Overview
In this guide, we attempt to educate users on some core principles of success with Audits. These best practices will help you be more effective with Audits and have confidence that you are going in the right direction with your implementation.
Be Strategic
Start with a basic Audit of your top 100 most visited pages
Pull a list of your top 100 pages from your analytics reports
Choose from your top revenue generating pages or your top traffic pages. If you know your website is small, then skip this step and set the scan limit of your Audit well above your estimated page count e.g. if you estimate your domain has 250 pages, set the scan limit to 300.
Create an Audit and add the URLs to the starting URL field and adjust the scan limit to 100
Schedule it to run daily or weekly (based on your needs).
Sample more pages with a discovery Audit
Configure the Audit to start on your home page and set a scan limit of 100 pages
Once you get the results back, check if there are page types that you want to exclude e.g. career pages, blog pages, pages that are managed by other teams, etc
The exclude list in the Audit setup screen accepts RegEx, but if you type in "careers" or "blog" that is an acceptable regex to match those pages and exclude them.

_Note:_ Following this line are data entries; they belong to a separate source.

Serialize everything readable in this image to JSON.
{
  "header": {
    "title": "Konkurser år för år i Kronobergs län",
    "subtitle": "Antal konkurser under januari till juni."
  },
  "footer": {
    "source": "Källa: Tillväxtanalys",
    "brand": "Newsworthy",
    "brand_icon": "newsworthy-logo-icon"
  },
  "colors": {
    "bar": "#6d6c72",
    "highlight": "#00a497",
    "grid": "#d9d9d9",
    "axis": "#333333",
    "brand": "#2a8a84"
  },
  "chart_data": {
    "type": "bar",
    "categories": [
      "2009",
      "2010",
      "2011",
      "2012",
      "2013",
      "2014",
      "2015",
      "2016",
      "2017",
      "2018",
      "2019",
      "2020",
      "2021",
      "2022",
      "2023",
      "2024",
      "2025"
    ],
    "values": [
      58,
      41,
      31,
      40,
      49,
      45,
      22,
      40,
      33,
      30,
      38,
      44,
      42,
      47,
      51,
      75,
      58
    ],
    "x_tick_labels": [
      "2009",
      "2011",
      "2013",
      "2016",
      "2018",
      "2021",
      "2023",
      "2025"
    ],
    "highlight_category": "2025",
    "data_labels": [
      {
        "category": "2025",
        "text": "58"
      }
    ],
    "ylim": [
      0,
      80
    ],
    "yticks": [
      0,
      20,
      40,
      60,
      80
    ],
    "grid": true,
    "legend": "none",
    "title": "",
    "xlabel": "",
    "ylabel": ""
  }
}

After fine-tuning your configuration increase the scan limit to an appropriate sample of your site 5,000-100,000 pages depending on the size of your website.
Note: If you don't know how large your website is, try searching "site:example.com" on Google and see how many results are returned. These typically gets you a good estimate.
Don't forget Rules & Alerts!
Define a global tagging standard for page view events since (Audits primarily trigger this type of event)
Determine which tags you expect to fire on every page of your website and document them.
If you aren’t sure where to begin, use the results of your top 100 pages Audit. The tags that fire on 95-100% of pages probably belong there. You can export the list of tags from the tag inventory report.
If your Audit hasn’t run yet, open your home page with the tag debugger and reference that.
Create a rule for your core analytics tag(s)
Take your most critical analytics tag(s) and determine which variables are standard across all page view events.
You can expand to rules for different page types after getting the basic "All Pages" standard defined.
If you don’t have this documented, refer to the load rules/triggers in your Tag Management System.
Note: You can also refer to the variables collected by the page view tag on your home page.
Send the results where you can see them
Leverage integrations
Today most teams are either using Slack, Microsoft Teams, or some other solution for communication/project management. If that’s true at your organization, set up an integration.
It’s easy to add or remove team members. If you are struggling to hear the signal in the noise, refine your alerts.
Consider pulling data into a BI tool.
APIs can be used to create data sets in tools like Google Sheets.
If this is too technical, start with a more manual export.
For users that have tools that can ingest export files from an email e.g. Domo, consider combing export and API capability to maximize BI capability.
Get results when you need them
Pick the right frequency
Ask yourself, how long can a problem go undetected before it’s a much bigger problem?
Based on your needs, schedule Audits and Journeys to run on that frequency.
For important Audits (e.g. top 100 pages) and critical Journeys (e.g. purchase flow, lead generation forms) lean towards higher frequencies.
For lower-priority content and paths on your site, consider a less regular cadence.
Note: Usage is largely a function of frequency, be aware of your contractual limits when increasing the frequency of your Audits
Synchronize with your releases
Trigger Audits and Journeys manually after a release that you suspect will have an impact.
Leverage our REST API to trigger a batch of Audits and Journeys based on your specified logic (e.g. after publishing a significant change in your TMS, after each code release)
See our CI/CD Integration help doc or reach out to your Success Manager for more details
Know your Audience
Adjust browser width and height appropriately
If the vast majority of your users experience your website on a mobile phone. Prioritize testing that experience.
You can adjust the browser width to 400 pixels and height to 600 pixels (you can find more exact measurements online) and trigger your website's mobile experience when Auditing.
Note: This principle is even more critical for Journeys. Since you generally interact more with the page in Journeys.